Елька слегка отодвинулся. Спросил холодным шепотком:
— Ты думаешь, я для себя, что ли?
— А для кого?
— Не для себя я. Для одного парня…
— А! Он из тебя дань выколачивал, да?
— Не выколачивал он… Мить, а ты не выдашь? — И опять вздрогнул. И снова Митя ощутил, какой он, Елька, беззащитный со своими непонятными страхами. Кашлянул от жалости, обнял его плечо.
— Не выдам. Неужели я похож на сволочь?
— Мить, понимаешь… он убежал из армии.
— Дезертир?
— Ну… наверно… Я в январе забрался в один старый дом и там его увидел…
И шелестящим шепотом (похожим на шуршание мохнатых звезд) Елька поведал про свою короткую дружбу с беглецом.
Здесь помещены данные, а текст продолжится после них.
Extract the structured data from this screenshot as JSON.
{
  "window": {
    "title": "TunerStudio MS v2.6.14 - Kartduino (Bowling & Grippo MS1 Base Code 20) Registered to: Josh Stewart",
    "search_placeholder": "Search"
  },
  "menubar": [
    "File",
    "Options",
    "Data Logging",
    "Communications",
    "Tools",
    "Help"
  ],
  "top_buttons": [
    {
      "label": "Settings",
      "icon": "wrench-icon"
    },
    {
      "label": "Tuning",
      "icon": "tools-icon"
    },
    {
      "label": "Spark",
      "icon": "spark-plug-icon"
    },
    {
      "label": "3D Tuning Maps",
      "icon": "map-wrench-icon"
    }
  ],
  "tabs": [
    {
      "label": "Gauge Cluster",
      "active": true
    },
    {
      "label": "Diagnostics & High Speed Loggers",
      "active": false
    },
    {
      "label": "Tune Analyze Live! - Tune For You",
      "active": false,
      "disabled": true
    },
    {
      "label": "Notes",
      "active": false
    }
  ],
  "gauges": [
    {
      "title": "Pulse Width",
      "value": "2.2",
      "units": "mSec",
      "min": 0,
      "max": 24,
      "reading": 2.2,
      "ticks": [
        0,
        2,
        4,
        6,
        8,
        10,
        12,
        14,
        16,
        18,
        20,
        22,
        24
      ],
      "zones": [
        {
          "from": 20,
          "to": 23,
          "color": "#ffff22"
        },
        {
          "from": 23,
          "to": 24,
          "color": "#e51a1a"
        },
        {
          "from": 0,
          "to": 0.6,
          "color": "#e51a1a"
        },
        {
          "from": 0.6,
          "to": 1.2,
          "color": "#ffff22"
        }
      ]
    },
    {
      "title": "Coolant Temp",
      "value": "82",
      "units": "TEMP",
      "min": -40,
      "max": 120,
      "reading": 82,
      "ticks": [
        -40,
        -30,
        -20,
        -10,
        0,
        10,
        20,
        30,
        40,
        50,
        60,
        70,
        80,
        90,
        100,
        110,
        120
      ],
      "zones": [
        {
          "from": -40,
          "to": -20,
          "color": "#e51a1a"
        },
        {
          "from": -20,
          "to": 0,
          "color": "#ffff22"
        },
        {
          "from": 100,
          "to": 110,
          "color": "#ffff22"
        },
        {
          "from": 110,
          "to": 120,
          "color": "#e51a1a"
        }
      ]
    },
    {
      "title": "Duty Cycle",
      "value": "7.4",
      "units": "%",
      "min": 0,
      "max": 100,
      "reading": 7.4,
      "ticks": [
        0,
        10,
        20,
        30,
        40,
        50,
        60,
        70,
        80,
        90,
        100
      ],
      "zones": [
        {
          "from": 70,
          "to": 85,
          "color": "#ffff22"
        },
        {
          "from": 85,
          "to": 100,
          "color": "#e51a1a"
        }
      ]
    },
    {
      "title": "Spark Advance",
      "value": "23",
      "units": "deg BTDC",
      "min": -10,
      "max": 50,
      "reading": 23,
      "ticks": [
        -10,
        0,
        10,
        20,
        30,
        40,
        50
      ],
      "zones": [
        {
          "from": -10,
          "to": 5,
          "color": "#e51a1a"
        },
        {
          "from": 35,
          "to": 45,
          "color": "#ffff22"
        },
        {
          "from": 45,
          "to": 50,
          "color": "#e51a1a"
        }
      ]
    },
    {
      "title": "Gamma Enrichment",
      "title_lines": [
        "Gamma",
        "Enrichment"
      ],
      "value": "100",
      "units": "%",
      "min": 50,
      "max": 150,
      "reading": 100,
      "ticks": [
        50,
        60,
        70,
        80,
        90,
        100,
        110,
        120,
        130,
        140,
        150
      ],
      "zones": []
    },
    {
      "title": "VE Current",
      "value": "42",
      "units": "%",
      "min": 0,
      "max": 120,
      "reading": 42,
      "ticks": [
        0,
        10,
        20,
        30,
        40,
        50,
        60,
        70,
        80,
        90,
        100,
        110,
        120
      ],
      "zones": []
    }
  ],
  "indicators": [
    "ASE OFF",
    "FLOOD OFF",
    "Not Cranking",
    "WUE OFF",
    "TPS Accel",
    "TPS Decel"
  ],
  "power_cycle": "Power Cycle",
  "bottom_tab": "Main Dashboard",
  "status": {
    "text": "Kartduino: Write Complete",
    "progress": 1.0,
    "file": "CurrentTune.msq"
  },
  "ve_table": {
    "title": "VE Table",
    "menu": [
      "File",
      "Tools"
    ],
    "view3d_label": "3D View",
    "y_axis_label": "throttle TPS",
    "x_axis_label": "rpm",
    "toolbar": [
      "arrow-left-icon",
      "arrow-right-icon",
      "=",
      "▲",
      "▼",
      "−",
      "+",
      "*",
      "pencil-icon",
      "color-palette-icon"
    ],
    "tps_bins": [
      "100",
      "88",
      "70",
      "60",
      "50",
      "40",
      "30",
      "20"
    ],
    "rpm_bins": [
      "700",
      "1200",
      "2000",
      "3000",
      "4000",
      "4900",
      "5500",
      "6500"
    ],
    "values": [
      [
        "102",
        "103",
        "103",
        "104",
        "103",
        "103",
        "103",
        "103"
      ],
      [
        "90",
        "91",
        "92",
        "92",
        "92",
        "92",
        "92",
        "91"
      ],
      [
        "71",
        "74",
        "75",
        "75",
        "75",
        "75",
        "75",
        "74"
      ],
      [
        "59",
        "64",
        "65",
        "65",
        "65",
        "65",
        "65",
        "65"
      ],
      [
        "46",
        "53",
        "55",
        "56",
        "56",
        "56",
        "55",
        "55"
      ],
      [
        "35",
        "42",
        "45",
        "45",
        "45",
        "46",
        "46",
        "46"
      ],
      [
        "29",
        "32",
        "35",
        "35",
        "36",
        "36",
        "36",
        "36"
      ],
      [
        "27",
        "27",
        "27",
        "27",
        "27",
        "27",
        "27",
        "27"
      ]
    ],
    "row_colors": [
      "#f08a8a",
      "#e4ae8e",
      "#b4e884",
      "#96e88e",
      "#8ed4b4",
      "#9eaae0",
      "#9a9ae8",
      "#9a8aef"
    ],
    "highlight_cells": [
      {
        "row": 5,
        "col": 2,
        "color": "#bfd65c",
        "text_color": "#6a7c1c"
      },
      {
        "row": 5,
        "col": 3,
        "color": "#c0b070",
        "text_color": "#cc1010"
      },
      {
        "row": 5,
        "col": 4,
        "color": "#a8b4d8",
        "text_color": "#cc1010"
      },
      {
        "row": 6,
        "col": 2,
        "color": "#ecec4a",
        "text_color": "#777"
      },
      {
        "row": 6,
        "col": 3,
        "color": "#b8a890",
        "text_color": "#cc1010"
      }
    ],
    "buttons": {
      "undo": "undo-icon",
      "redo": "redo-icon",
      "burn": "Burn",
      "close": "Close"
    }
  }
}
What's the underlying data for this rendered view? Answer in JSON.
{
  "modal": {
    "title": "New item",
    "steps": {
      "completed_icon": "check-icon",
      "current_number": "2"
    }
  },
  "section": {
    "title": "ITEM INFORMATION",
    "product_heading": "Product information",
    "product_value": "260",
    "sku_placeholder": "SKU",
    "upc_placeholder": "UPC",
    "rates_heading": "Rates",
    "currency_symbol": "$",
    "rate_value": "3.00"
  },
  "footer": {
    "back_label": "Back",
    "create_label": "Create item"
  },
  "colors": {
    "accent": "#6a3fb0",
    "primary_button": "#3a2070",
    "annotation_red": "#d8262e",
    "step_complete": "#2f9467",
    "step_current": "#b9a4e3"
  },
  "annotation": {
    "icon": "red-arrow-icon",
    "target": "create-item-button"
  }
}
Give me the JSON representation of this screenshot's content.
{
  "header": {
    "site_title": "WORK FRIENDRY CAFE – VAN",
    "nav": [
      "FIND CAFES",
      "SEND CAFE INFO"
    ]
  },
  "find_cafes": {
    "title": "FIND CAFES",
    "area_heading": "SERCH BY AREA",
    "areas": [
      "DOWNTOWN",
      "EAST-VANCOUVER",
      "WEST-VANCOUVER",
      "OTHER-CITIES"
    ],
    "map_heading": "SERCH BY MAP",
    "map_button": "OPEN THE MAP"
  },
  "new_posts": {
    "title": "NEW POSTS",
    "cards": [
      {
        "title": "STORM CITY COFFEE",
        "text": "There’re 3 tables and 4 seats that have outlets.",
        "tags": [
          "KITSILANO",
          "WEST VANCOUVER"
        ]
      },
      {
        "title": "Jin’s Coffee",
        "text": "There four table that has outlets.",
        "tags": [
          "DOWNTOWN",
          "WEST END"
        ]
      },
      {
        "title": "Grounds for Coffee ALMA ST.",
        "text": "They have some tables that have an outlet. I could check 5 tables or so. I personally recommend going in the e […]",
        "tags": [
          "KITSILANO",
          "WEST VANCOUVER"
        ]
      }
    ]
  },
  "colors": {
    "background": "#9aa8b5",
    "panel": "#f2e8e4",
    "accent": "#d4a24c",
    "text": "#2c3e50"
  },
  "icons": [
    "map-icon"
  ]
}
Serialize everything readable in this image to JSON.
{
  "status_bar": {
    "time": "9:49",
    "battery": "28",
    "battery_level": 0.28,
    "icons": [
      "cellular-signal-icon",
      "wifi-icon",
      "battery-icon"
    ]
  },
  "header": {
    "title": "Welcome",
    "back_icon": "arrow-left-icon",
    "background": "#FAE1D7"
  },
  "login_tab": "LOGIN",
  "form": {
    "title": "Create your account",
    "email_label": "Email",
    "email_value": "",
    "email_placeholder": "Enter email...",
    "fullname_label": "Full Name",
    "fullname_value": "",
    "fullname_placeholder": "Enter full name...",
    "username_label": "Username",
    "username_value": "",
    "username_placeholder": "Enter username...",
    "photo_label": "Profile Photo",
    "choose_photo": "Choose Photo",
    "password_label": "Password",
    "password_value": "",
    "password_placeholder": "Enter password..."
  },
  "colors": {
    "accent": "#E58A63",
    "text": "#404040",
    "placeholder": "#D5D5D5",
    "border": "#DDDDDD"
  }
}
Дом был тот самый, у которого потом, летом, Елька попал в ловушку. Обугленный с одного угла, чернеющий окнами без рам. Ельку понесла туда странная фантазия. Представилось вдруг, что в доме есть кладовки с брошенным имуществом, среди которого можно отыскать старые лыжи. Конечно, были и здравые мысли, что из дома давно уже растащено все, что хоть чуточку для чего-нибудь пригодно. Однако чулан с тряпьем, хламом и раздавленными бочками, из-за которых торочат забытые хозяевами лыжи, представлялся очень ярко. Елька даже ощущал запах застарелой лыжной мази. Так хотелось, чтобы появились у него свои лыжи.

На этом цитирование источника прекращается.